= Moe Island =

Island of Antarctica

Location of Moe Island in the South Orkney Islands.

Moe Island is an island 2 km long in the South Orkney Islands off Antarctica, separated from the south-west end of Signy Island by Fyr Channel. It was charted by Captain Petter Sørlle in 1912–13, and named after M. Thoralf Moe of Sandefjord, Norway, a contemporary whaling captain who worked in this area. The northernmost point of the island is Spaull Point, named by United Kingdom Antarctic Place-Names Committee (UK-APC) after Vaughan W. Spaull, British Antarctic Survey (BAS) biologist on Signy Island, 1969.
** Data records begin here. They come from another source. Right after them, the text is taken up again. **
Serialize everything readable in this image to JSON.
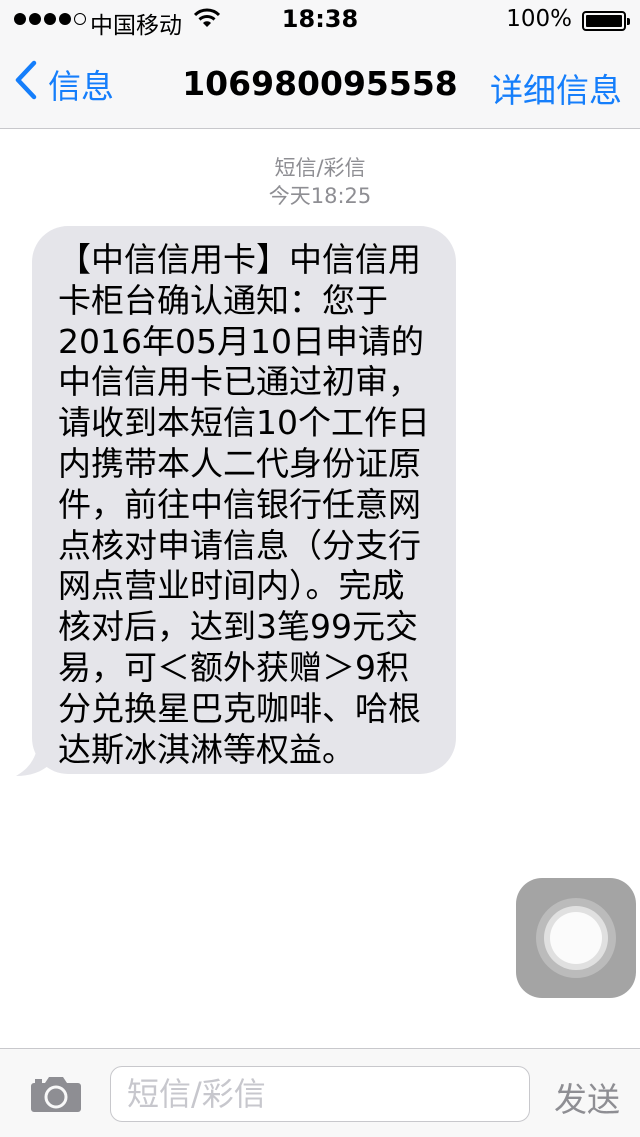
{
  "status_bar": {
    "carrier": "中国移动",
    "time": "18:38",
    "battery_percent": "100%",
    "signal_bars_filled": 4,
    "signal_bars_total": 5
  },
  "nav": {
    "back_label": "信息",
    "title": "106980095558",
    "details_label": "详细信息"
  },
  "thread": {
    "message_type": "短信/彩信",
    "timestamp": "今天18:25",
    "message_lines": [
      "【中信信用卡】中信信用",
      "卡柜台确认通知：您于",
      "2016年05月10日申请的",
      "中信信用卡已通过初审，",
      "请收到本短信10个工作日",
      "内携带本人二代身份证原",
      "件，前往中信银行任意网",
      "点核对申请信息（分支行",
      "网点营业时间内）。完成",
      "核对后，达到3笔99元交",
      "易，可＜额外获赠＞9积",
      "分兑换星巴克咖啡、哈根",
      "达斯冰淇淋等权益。"
    ]
  },
  "composer": {
    "placeholder": "短信/彩信",
    "value": "",
    "send_label": "发送"
  },
  "icons": {
    "back": "chevron-left-icon",
    "wifi": "wifi-icon",
    "battery": "battery-icon",
    "camera": "camera-icon",
    "assistive_touch": "assistive-touch-icon"
  },
  "colors": {
    "accent": "#157efb",
    "bubble": "#e5e5ea",
    "secondary_text": "#8e8e93"
  }
}
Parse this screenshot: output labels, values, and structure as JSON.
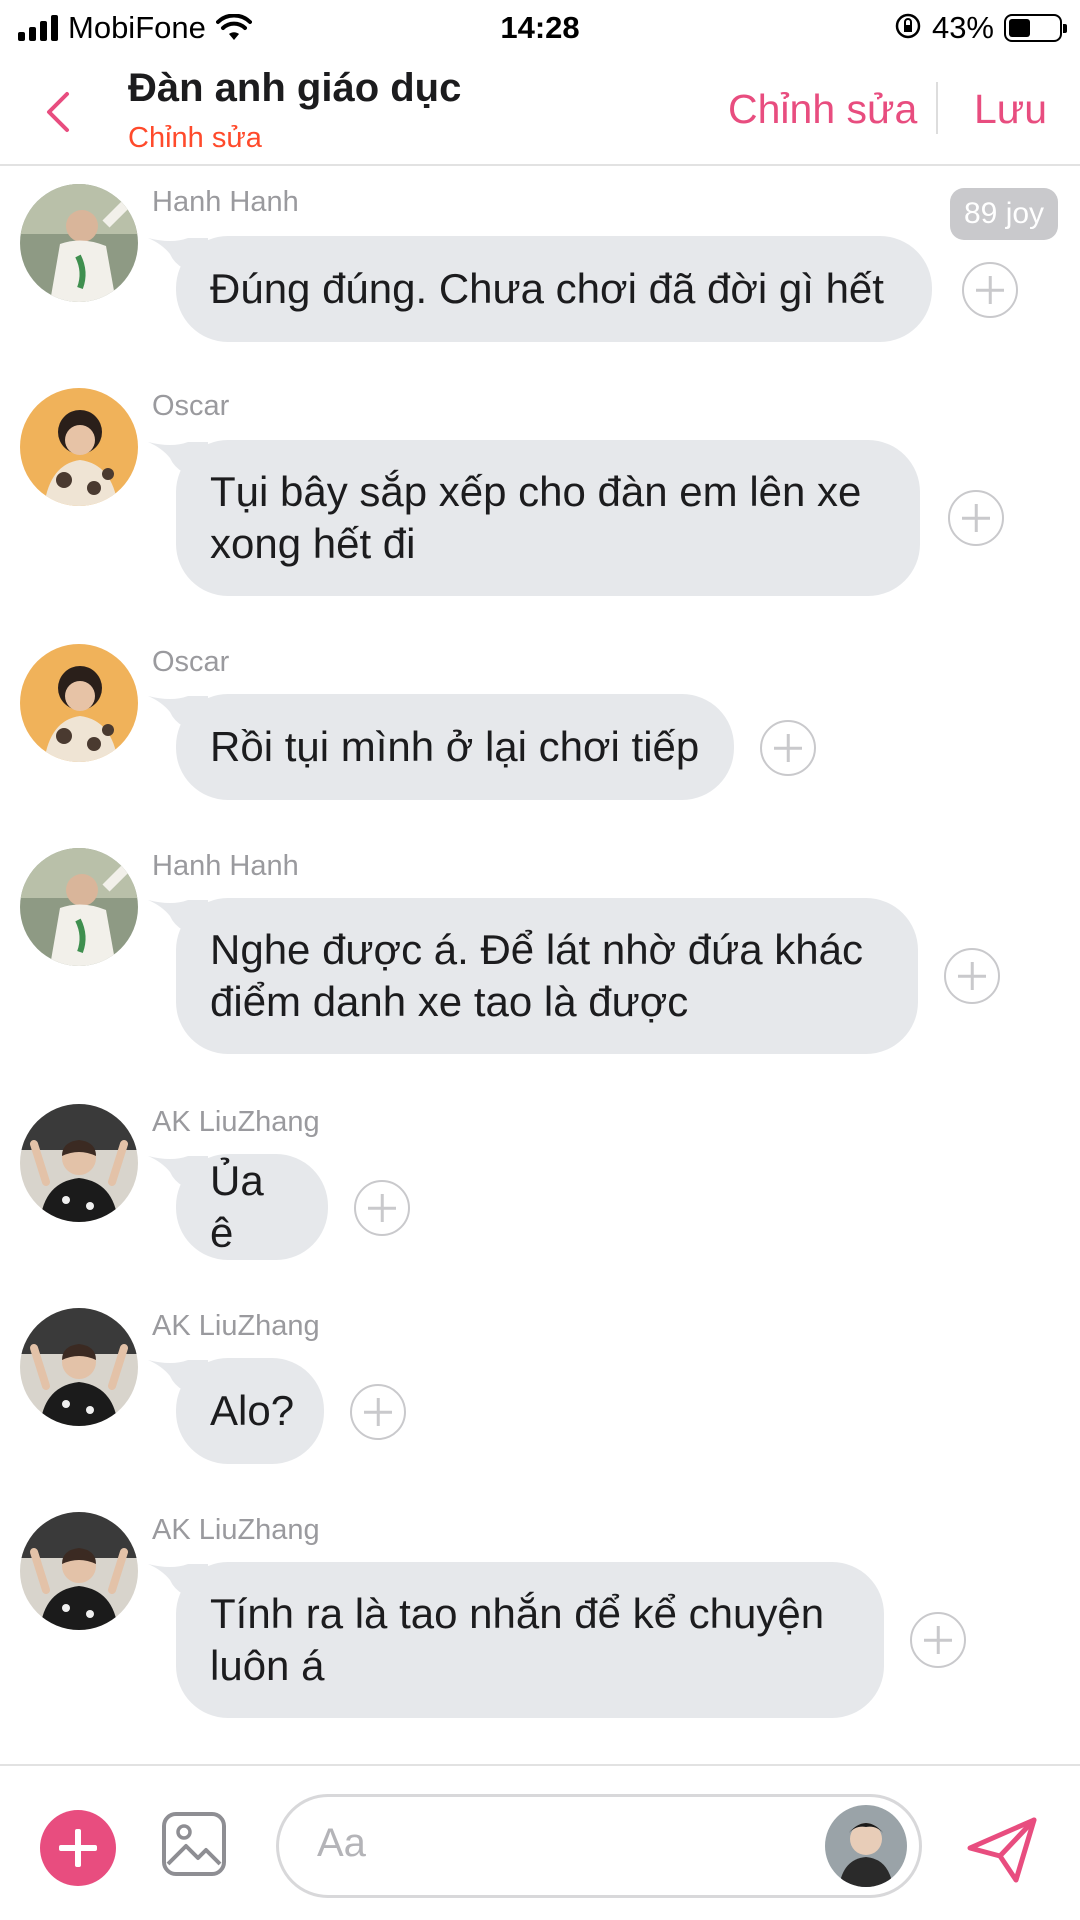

==Antarctic Specially Protected Area==
The island has been designated an Antarctic Specially Protected Area (ASPA 109) mainly for its biological values, especially the banks of Chorisodontium–Polytrichum moss turf and Andreaea–Usnea fellfield. The cryptogamic flora is diverse, though in places the moss turf is subject to damage by Antarctic fur seals. The mites Stereotydeus villosus and Gamasellus racovitzai, as well as the springtail Cryptopygus antarcticus, are common beneath stones.

==Important Bird Area==
Moe Island has been identified as an Important Bird Area (IBA) by BirdLife International because it supports breeding colonies of seabirds. Some 11,000 pairs of chinstrap penguins were recorded in 1978–79, though subsequently their numbers have declined with only about 100 pairs present in January 2006. Other birds recorded nesting at the site include Cape petrels, Antarctic prions and snow petrels.